Figure 7.. KPT-330 represses canonical Wnt signaling in pAVICs.

(A) RPKM values obtained from RNA-Seq data for Wnt signaling mediator and regulatory genes, *indicates comparison to previous time point, ^#indicates comparison to Stage III (Wnt activators or downstream effectors – Lrp5, Wnt10b, Lef1, Wisp1, Wisp2; Wnt inhibitors- Wif1, Axin1) (n=3). P-values: ≤ 0.01–0.05. (B) Western Blot analysis and quantitation (C) of β-catenin expression in pAVICs harvested at Stage I, or Stage III in the presence and absence of 100nM KPT-330 (n=3). P-value using corrected Mann-Whitney: *Stage I vs Stage III 0.03, ^#Stage III vs Stage III+KPT 0.03, *Stage I vs Stage III + KPT 0.03. (D) Western Blot to show active β-catenin expression in whole pAVIC lysates cultured in complete media (CM), osteogenic media (OM), or OM in the presence of KPT-330. (E) Quantitation of Western Blot shown in (D) (n=3). *P-value using corrected Mann-Whitney: 0.07. (F) Luminescence as %RLU/mg in pAVICs transfected with TOP/FOP Flash plasmids and Renilla plasmid treated with DMSO or 100nM KPT-330 in OM. LiCl treatment was performed for 24 hours to activate Wnt signaling, *indicates comparison to TOP-Flash, ^#indicates comparison to DMSO (n=3). *P-value using corrected Mann-Whitney: OM vs OM+KPT (TOP-Flash) 0.03, OM (FOP-Flash) vs OM (TOP-Flash) 0.03, OM+KPT (FOP-Flash) vs OM+KPT (TOP-Flash) 0.03. (G) Immunofluorescent images of aortic valve annulus (highlighted) stained with β-catenin (red) and DAPI (blue) from Klotho^−/− mice treated with vehicle or KPT-330. (H) Quantitation of β-catenin immunoreactivity (CTCF unit) in the annulus region of Klotho^−/− mice treated with vehicle or KPT-330 (n=3). *P-value using corrected Mann-Whitney: 0.03. The Y axis indicates calibrated arbitrary units of area based on selected montages in Image J. (I) Western blot and densitometric analysis (J) of nuclear β-catenin expression in pAVICS treated with 2.5mM Pi in the absence and presence of 100nM KPT-330 (n=3). *P-value using corrected Mann-Whitney: 0.03. Molecular weights (MW) are indicated in kDa.
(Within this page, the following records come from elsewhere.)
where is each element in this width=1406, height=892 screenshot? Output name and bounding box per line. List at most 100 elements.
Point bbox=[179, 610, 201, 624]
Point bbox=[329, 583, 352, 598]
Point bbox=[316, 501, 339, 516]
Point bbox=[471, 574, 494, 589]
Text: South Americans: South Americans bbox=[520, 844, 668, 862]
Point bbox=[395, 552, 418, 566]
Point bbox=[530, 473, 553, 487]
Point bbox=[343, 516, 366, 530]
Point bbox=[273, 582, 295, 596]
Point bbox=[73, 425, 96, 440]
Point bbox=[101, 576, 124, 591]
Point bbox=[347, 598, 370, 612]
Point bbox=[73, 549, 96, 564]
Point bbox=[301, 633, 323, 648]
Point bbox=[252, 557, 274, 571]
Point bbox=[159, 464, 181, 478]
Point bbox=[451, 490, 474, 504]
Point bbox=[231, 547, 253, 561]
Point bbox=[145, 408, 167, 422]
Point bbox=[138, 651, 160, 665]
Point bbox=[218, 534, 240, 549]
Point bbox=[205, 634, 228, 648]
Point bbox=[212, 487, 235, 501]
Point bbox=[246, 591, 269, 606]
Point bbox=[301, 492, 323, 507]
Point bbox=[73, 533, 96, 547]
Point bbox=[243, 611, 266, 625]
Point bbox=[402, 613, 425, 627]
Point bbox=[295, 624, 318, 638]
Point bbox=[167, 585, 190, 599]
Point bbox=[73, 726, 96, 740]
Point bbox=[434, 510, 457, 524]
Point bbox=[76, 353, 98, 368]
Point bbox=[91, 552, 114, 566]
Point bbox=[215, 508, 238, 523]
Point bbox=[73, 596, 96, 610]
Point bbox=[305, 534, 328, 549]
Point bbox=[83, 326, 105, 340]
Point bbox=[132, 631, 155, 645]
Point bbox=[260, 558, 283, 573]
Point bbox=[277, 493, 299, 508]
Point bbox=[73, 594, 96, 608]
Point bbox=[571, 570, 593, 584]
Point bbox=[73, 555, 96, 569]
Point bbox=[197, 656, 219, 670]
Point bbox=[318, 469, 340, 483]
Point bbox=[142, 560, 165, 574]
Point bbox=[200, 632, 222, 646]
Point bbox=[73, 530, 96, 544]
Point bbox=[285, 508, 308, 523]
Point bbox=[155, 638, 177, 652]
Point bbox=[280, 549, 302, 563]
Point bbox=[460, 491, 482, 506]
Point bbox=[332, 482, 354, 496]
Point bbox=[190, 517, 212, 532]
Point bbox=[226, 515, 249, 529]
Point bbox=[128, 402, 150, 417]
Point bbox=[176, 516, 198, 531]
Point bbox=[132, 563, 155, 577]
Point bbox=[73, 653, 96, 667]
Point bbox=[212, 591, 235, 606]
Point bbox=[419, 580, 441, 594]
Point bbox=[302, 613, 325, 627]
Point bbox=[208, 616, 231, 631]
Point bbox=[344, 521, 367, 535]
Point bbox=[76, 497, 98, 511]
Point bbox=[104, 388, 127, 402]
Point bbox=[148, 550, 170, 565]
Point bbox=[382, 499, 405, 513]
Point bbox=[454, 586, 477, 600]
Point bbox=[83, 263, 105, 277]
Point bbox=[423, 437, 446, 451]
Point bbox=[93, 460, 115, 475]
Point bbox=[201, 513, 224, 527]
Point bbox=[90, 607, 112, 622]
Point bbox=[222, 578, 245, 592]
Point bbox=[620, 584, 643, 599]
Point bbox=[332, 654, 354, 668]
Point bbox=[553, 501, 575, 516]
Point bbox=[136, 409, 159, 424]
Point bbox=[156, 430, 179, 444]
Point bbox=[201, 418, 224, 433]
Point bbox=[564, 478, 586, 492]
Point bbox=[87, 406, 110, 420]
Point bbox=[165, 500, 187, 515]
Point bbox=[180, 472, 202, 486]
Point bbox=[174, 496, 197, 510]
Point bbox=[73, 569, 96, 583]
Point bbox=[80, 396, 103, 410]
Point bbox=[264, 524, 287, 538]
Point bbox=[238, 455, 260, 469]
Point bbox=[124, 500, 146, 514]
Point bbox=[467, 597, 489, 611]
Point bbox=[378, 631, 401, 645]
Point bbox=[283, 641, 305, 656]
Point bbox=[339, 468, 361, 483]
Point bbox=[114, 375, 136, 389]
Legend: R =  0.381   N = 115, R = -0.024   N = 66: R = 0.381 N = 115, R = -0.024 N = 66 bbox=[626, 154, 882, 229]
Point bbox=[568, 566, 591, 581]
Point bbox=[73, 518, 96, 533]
Figure 8.. C/EBPβ overexpression represses canonical Wnt signaling in pAVICs.

(A) Western Blot to show active β-catenin expression in whole pAVIC lysates cultured in OM, and in the presence of 400ng/μl rC/EBPβ (n=2). (B) Quantitation of Western Blot shown in (A). (C) Western blot and densitometric analysis (D) of Axin1 from pAVICs transfected with pcDNA3-C/EBPβ (pC/EBPβ) or empty pcDNA3 (n=3). *P-value using corrected Mann-Whitney: 0.03. (E) Luminescence as %RLU/mg in pAVICs transfected with pC/EBPβ or empty pcDNA controls, along with Axin1-Luciferase plasmid, in presence of DMSO or 100nM KPT-330 (n=3). *P-value using corrected Mann-Whitney: empty pcDNA3+DMSO vs empty pcDNA3+KPT 0.03, empty pcDNA3+DMSO vs pC/EBPβ+DMSO 0.03, empty pcDNA3+KPT vs pC/EBPβ+KPT 0.03, pcDNA3+DMSO vs pC/EBPβ+KPT 0.2. (F) Alizarin Red images and quantification (G) of positive Alizarin Red stained area/field in pAVICs cultured in OM or OM with XAV-939 (XAV) (n=3). *P-value using corrected Mann-Whitney: 0.03. (H) Immunofluorescence staining images and quantitation (I) of pHH₃ positive pAVICs cultured in OM or OM with XAV-939 (n=3). *P-value using corrected Mann-Whitney: 0.03.